(no subject)

Jan 31, 2015 21:01

My coworkers talked me into sending another text message. Since it's been a whole month now, they thought it's been enough time and I've given him enough space to make contact again. Then it dawned on me. He said he had plans for a six week trip to New Zealand with the girlfriend, even though the trip sounded like it'd be cancelled. I am almost positive that's why he hasn't been around. But that means he probably won't be back until the end of February, just before I leave.

I've gotten used to not seeing him at the cafe anymore. So used to it that I've gotten comfortable. Two weeks ago I had rehearsed what I would say to him if I saw him. Now, if he actually showed up, I would be so caught off guard. I would be in disbelief, like I was looking at a mirage. But at this point, I'd be so afraid of not seeing him again that I would probably say too much, be too honest too soon. I don't know if I'd be able to play it as cool as I have up to this point.

When I imagine actually seeing him next, despite being caught off guard, I would wrap my arms around him. I can even imagine the two of us being drawn straight to each other, as if we don't need to say anything at all because we're both thinking and feeling the exact same thing.

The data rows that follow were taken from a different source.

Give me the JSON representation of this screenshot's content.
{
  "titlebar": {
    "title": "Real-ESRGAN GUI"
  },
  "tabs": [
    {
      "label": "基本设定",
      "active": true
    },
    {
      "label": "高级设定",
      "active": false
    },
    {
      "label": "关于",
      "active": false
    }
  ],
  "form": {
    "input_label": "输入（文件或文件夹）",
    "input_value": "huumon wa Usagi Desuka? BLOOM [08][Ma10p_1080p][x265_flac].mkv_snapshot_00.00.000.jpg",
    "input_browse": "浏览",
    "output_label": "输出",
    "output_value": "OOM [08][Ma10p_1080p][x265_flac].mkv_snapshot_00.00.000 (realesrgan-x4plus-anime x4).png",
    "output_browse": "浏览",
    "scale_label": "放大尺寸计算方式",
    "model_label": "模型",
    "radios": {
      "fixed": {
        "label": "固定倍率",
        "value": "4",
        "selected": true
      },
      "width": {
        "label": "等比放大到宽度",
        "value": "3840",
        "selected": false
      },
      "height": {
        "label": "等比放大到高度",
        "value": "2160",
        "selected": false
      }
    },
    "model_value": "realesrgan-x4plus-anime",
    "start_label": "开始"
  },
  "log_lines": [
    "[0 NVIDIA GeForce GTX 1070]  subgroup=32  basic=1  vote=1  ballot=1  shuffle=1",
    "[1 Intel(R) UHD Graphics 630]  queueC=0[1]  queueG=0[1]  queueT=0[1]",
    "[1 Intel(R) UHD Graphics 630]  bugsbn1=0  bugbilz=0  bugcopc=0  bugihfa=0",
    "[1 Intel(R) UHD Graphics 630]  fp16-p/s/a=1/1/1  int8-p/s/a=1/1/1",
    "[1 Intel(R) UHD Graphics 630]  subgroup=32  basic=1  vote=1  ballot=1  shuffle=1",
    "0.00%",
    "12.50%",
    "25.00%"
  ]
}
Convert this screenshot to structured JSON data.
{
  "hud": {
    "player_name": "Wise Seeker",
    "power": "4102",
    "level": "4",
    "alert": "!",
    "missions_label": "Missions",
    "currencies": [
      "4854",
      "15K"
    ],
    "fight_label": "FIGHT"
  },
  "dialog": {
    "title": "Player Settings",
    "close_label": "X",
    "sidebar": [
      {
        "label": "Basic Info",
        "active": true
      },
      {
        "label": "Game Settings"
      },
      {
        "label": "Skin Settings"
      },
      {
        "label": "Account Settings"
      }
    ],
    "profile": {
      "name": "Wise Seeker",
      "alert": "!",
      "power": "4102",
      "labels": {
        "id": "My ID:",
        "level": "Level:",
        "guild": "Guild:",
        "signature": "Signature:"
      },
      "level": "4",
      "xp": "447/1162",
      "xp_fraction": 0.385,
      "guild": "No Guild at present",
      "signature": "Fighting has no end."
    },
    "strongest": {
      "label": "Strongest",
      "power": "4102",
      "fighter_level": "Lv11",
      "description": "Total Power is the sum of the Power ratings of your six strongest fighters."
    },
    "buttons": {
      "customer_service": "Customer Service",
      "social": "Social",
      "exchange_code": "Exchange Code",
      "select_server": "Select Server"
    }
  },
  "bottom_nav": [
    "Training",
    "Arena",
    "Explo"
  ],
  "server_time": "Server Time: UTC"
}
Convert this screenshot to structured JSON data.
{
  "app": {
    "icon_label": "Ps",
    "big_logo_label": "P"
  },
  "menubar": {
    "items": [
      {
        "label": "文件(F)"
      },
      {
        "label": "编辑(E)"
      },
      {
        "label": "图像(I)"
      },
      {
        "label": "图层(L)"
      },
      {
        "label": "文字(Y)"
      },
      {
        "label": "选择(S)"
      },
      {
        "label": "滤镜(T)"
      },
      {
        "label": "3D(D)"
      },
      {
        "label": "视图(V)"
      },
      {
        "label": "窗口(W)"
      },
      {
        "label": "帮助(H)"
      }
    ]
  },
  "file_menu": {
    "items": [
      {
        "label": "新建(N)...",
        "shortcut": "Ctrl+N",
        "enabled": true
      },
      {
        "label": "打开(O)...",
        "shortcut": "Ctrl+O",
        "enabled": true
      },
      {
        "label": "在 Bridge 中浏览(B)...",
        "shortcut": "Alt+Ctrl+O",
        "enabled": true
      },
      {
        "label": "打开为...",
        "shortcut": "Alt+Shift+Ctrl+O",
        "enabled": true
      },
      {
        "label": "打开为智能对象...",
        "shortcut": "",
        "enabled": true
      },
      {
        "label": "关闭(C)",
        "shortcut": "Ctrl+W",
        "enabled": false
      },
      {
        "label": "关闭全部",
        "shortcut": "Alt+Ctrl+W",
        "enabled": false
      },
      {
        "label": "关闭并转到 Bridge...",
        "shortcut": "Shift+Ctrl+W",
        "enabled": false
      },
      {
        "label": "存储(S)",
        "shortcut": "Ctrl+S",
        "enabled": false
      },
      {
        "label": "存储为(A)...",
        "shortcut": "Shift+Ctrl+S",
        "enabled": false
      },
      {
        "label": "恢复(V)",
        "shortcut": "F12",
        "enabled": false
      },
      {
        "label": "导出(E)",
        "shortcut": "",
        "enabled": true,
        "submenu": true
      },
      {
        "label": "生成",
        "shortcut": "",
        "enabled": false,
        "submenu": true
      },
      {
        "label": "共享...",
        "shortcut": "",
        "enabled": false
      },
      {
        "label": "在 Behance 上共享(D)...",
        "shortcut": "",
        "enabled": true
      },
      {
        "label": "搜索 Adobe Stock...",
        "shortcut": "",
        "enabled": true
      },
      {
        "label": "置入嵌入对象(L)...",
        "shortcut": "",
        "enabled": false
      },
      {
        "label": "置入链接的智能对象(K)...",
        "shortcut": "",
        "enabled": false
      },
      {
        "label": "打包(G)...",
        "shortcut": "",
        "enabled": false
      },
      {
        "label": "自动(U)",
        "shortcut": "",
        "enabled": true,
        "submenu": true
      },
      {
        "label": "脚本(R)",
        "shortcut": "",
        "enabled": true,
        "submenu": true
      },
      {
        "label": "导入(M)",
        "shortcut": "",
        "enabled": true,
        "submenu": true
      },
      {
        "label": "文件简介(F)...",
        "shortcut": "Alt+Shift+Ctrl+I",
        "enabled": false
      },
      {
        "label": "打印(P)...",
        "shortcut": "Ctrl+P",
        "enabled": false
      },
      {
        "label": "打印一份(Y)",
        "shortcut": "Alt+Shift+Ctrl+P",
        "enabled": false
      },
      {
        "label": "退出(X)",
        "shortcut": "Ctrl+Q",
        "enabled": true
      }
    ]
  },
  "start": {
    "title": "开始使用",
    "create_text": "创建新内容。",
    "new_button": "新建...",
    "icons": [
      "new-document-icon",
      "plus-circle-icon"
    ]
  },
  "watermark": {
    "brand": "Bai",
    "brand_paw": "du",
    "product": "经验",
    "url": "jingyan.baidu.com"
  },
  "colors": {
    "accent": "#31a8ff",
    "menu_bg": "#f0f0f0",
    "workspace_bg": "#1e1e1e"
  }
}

There are moments when I feel patient, that things will fall into place if I can just concentrate on living my life day to day. As if I will be rewarded for focusing on right now. Then, if I'm not feeling patient, then I'm just letting it go. I can't sit around and waste my time in Australia, waiting for him, when I only have a year here. Only nine months after I leave Cairns. I don't know what else occupies the rest of the time.